[54] The Plymouth and Exeter Gazette (April 1878) reproved Mr Bradlaugh for the glaring inconsistency of his practice with his democratic principles, "by living in the most aristocratic style."
[55] The Leeds Daily News (July 1883) said his income was £12,000 a year.
[56] He was frequently charged with drinking expensive wines, but the hock he had straight from Bensheim at a cost of 1s. 3d. per bottle (including carriage and duty); the burgundy came direct from Beaune, and cost a trifle more.
[57] During the time he was not allowed to take his seat he attended the House constantly, sitting under the gallery in a seat technically outside the House.
[58] One year he calculated that he had written 1200 letters of advice in the twelvemonth—this, of course, in addition to general correspondence.
[59] The following extracts, taken at hazard from New Year's addresses to his friends in the National Reformer, will show how grateful he was to them for their help and what support he found in their love and trust:—
"Women and men, I have great need of your strength to make me strong, of your courage to make me brave. I am in a breach where I must fall fighting or go through. I will not turn, but I could not win if I had to fight alone" (1st January 1882).
"1883 has freed me from some troubles and cleared me of some peril, but it leaves me in 1884 a legacy of unfinished fighting.

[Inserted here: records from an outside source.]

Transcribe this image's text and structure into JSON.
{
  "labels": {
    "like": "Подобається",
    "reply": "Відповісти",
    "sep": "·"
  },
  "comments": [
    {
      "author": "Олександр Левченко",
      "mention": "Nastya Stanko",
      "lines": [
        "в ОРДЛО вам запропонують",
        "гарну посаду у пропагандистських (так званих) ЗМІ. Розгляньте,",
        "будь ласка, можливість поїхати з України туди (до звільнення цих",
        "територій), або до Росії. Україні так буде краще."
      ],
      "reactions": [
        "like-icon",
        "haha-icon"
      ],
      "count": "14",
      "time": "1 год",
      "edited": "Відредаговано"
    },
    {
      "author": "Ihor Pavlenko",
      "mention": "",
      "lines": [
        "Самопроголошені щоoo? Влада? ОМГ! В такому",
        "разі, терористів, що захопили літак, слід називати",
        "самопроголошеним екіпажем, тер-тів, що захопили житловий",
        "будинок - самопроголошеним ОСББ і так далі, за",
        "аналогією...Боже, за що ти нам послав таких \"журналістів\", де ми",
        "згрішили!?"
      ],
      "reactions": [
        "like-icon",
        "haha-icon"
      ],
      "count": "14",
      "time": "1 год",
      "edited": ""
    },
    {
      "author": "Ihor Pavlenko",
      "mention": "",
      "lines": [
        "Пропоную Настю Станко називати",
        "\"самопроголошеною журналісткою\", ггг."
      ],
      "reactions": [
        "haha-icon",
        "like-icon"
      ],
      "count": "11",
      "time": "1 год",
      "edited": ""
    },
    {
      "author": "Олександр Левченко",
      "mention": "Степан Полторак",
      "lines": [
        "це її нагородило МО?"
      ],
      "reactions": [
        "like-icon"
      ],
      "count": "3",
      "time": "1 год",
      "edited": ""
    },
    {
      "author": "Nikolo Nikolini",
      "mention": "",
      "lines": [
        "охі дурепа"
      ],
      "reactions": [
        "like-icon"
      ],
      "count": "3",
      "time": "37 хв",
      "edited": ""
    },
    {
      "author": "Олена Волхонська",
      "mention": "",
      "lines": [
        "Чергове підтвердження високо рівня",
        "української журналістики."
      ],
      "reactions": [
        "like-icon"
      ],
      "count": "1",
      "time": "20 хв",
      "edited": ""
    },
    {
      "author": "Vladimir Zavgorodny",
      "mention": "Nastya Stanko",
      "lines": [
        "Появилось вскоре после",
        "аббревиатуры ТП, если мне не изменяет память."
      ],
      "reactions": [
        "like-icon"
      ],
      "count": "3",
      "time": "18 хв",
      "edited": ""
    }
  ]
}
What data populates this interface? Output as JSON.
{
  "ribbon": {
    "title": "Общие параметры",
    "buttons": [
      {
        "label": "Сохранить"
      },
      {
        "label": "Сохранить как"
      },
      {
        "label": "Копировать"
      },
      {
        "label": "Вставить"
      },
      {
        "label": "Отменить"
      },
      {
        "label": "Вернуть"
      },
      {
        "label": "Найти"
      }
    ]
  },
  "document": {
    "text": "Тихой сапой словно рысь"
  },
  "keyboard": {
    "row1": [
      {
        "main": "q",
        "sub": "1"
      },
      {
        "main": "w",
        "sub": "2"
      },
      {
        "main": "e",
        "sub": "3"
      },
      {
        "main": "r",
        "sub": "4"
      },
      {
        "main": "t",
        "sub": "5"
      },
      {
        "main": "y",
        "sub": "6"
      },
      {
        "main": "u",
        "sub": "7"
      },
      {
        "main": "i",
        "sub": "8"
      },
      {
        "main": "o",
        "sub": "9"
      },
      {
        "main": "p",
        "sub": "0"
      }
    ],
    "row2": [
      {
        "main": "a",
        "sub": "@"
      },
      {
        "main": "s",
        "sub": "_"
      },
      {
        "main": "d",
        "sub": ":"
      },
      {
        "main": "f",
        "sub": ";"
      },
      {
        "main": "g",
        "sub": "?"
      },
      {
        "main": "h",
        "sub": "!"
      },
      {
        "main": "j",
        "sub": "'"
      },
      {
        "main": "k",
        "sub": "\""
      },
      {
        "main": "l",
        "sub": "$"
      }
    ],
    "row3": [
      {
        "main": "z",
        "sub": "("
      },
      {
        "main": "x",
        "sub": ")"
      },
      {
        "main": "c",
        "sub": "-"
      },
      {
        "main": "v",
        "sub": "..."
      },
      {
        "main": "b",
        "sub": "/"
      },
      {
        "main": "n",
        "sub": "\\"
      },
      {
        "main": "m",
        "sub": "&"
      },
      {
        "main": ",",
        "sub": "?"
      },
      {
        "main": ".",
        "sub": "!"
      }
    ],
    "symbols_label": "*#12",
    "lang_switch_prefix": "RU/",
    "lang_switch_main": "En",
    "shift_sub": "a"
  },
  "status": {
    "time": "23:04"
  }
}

I thank the friends of the dead year, without whose help I, too, must have been nearly as dead as the old year itself.... I have had more kindnesses shown me than my deservings warrant, more love than I have yet earned, and I open the gate of 1884 most hopefully because I know how many hundred kindly hearts there are to cheer me if my uphill road should prove even harder to climb than in the years of yesterday" (6th January 1884).
"The present greeting is first to our old friends; some poor folk who early in 1860 took No. 1 [of the National Reformer], and have through good and ill report kept steadily with us through the more than a quarter of a century struggle for existence" (3rd January 1886).
[60] Bognor Observer, February 1887.